Aujourd’hui, mon père a pris sa retraite et il n’y
a plus de production. J’ai développé trois métiers
: la vente de végétaux (des plantes saisonnières
et d’appartements), la partie fleuristerie et un secteur décoration
d’intérieur. Nous sommes vingt salariés.
Je me suis rendu compte que l’intégration des toutes
dernières personnes ne s’est pas effectuée de
façon aussi naturelle que les autres. Leur participation,
leur identification à l’entreprise est plus difficile
qu’auparavant, quand l’entreprise était plus
petite. Je ne vois plus tout le monde, tous les jours », raconte
Claude Kieffer, le gérant de Tropix. Cette soudaine prise
de distance ajoutée au prochain déménagement
de son magasin l’ont poussé à s’engager
avec la CCI dans une démarche de diagnostic individualisé
d’accompagnement à la gestion des ressources humaines.
«Nous allons passer de 2 000 à
2 500 m2 et recruter cinq à six personnes d’ici début
2004. Aujourd’hui les intérimaires qui viennent travailler
chez nous me disent souvent : «C’est incroyable, on
dirait que cette boîte appartient à chacun !»

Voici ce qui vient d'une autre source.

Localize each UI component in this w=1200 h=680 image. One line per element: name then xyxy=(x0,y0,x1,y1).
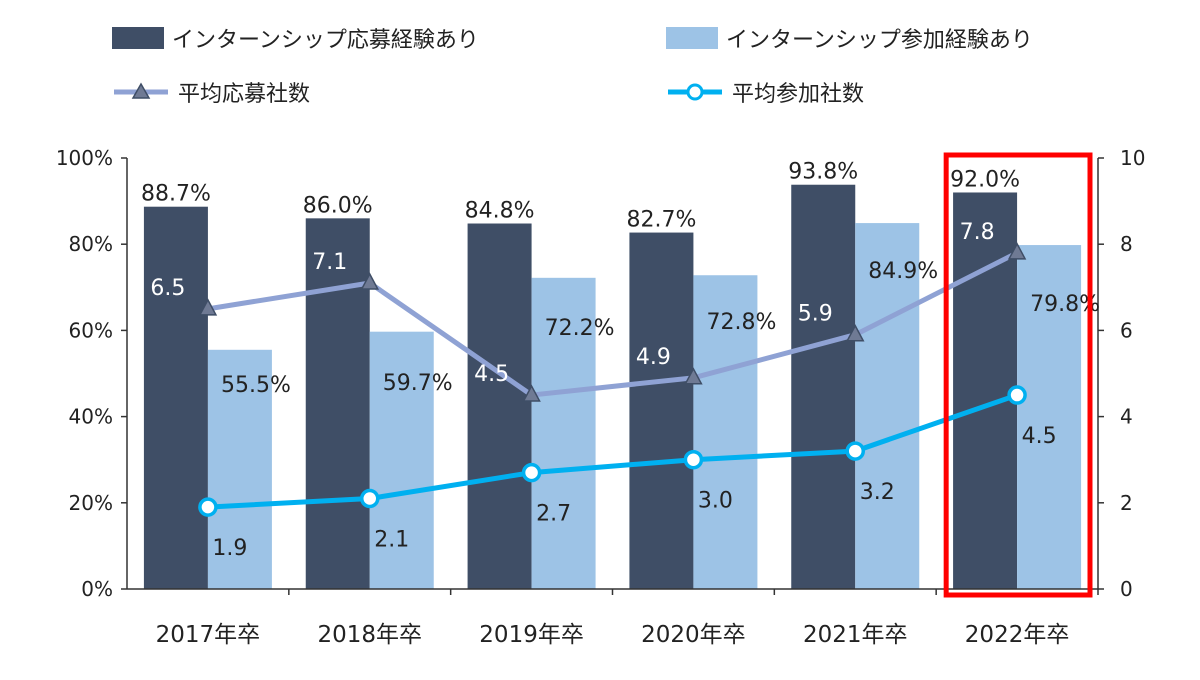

Je souhaite préserver l’avenir, le climat et le dynamisme
de mon entreprise.»
Manager autodidacte, rompu à la réalité du
terrain, Claude Kieffer souhaite désormais agir avec plus
de méthode, d’objectivité et de façon
moins intuitive. «J’ai envie d’apprendre à
être à l’écoute de mon personnel pour
connaître leur souhait d’évolution et pouvoir
aussi prendre en compte des facteurs plus personnels de leur vie
familiale.
> Marianne Willm, PDG de la distillerie
Nusbaumer à Steige
«Dans la gestion des urgences,
le dialogue passe à la trappe»
Nous sommes vingt-trois salariés dans cette entreprise
familiale. Aujourd’hui, nous ne pouvons pas nous permettre
de travailler comme il y a quarante ans. Les salariés ne
sont plus des ouvriers qui viennent, obéissent et repartent.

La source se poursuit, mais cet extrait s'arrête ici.